Running tours combine exercise, safety and sightseeing

COPENHAGEN – There are extra boxes to check when you go running in a foreign city.

Where can I run that’s safe? How do I not get lost?

If I get out for my run, how do I also squeeze in time for sightseeing when time for both is limited on a business trip?

Guided running tours don’t kill just two birds with one stone, but fell an entire flock.

A trot around central Copenhagen, Denmark, with guide Lena Andersson of Go! Running Tours felt like the ultimate maximizing of time.

Beautiful architecture? Check. Fun and interesting information about what I’m seeing? Check. Talking to, and getting information from, a local? Check. Safety? Check. Runner’s high? Check.

Socializing and exchanging information with other runners? Well, check, if the couple who signed up for my tour hadn’t backed out, citing jet lag. The bonus for me was a private tour – a service Andersson offers as well.

The eight-kilometre “Heart of Copenhagen” route took us past the Little Mermaid statue in the harbour, Parliament, the royal family’s palace and through the city’s green spaces.

A surprise for both Andersson and me was running right into a movie set for “The Danish Girl” starring Eddie Redmayne. No glimpses of the Oscar winner this day.

With my arrival from Calgary less than 24 hours earlier, the short stops to listen and learn helped me catch my jet-lagged breath.

Ninety minutes later I was full of endorphins and Copenhagen lore. If time is money, it was 195 Danish krone, or $35, well spent.
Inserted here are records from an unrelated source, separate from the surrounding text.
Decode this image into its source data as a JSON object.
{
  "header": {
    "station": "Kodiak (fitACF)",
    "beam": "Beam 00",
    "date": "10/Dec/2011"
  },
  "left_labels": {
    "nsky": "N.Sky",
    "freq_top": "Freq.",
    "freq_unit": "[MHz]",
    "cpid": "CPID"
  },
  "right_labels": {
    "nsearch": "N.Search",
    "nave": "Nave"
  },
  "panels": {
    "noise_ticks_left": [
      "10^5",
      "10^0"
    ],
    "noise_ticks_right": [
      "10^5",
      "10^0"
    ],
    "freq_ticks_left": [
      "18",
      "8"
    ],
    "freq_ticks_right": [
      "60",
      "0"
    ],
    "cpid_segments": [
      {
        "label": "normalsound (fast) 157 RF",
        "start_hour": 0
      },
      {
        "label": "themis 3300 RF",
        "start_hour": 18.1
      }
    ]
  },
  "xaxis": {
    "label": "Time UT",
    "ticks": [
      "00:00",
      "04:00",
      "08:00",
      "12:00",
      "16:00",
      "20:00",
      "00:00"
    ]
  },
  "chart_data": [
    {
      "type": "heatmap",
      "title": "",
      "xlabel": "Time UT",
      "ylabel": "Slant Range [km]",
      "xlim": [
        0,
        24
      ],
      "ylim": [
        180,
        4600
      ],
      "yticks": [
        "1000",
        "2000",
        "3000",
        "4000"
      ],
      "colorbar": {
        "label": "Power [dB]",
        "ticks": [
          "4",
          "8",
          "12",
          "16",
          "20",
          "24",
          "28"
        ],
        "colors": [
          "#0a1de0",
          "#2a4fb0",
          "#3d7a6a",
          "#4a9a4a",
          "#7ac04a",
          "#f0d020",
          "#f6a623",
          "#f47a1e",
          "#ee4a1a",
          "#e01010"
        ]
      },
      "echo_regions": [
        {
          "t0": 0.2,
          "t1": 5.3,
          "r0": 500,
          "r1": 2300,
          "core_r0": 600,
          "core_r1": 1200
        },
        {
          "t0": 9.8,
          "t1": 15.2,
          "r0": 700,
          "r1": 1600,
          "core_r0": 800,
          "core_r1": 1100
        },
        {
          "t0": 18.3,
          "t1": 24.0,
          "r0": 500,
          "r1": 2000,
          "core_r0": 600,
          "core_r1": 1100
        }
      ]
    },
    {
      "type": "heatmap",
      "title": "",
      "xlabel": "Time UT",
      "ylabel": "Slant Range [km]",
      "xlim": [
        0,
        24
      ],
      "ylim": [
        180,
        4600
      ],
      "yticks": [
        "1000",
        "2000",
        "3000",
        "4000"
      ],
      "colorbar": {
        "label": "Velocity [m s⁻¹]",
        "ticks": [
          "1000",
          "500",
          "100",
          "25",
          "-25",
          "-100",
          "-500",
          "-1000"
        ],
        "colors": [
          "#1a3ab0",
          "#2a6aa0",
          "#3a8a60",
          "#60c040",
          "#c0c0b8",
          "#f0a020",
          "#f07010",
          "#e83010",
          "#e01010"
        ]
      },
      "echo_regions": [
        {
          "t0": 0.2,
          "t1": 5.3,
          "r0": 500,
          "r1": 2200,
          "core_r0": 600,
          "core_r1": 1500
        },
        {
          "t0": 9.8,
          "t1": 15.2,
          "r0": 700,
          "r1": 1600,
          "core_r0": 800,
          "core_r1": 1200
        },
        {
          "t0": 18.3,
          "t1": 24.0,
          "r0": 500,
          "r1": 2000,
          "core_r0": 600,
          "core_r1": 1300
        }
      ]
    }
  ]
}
Andersson asks group-run clients to be comfortable running a pace of about six minutes per kilometre, although she tailors private tours to other paces and distances.

Among the group offerings, there’s a 10-kilometre architectural tour as well as an eight-kilometre loop around the hippie neighbourhood of Christiania.

She’ll guide groups of up to a dozen. If more people sign up, Andersson will bring more guides.

“There’s a huge parallel between runners and foodies,” she said. “Half my job is to provide restaurant recommendations as well. They want to know ‘where do we eat well?”’

Andersson, a Copenhagen native, founded Running Copenhagen in 2011. Just over a year ago, she joined forces with Robin Florax of Running Tour Barcelona to launch Go! Running Tours.

The company now guides runs in almost 30 European cities and also has franchises in Singapore; Cape Town, South Africa; Mexico City; Guanajuato, Mexico; St. Thomas, Virgin Islands; and Sydney, Australia.

Las Vegas and Chicago have come on board in the United States. Andersson is working on expansion to two Canadian cities.

“We’re still very much in the first phase of people getting to know about us,” Andersson said. “If you look at the statistics, there’s so many runners and running is booming everywhere from North America to India to Israel. Low-cost airlines is the best gift for our companies.

“What we see is that the same people run with me in Copenhagen, next month they are on a trip to Budapest or Prague or Athens. It’s the same people who join the tour in different cities.”

In North America there are several independent running tour companies.

There is also the U.S.-based chain City Running Tours, which operates in 16 cities, including the running meccas of New York City and Boston.

Running was always a portable sport. Making it more memorable? Check.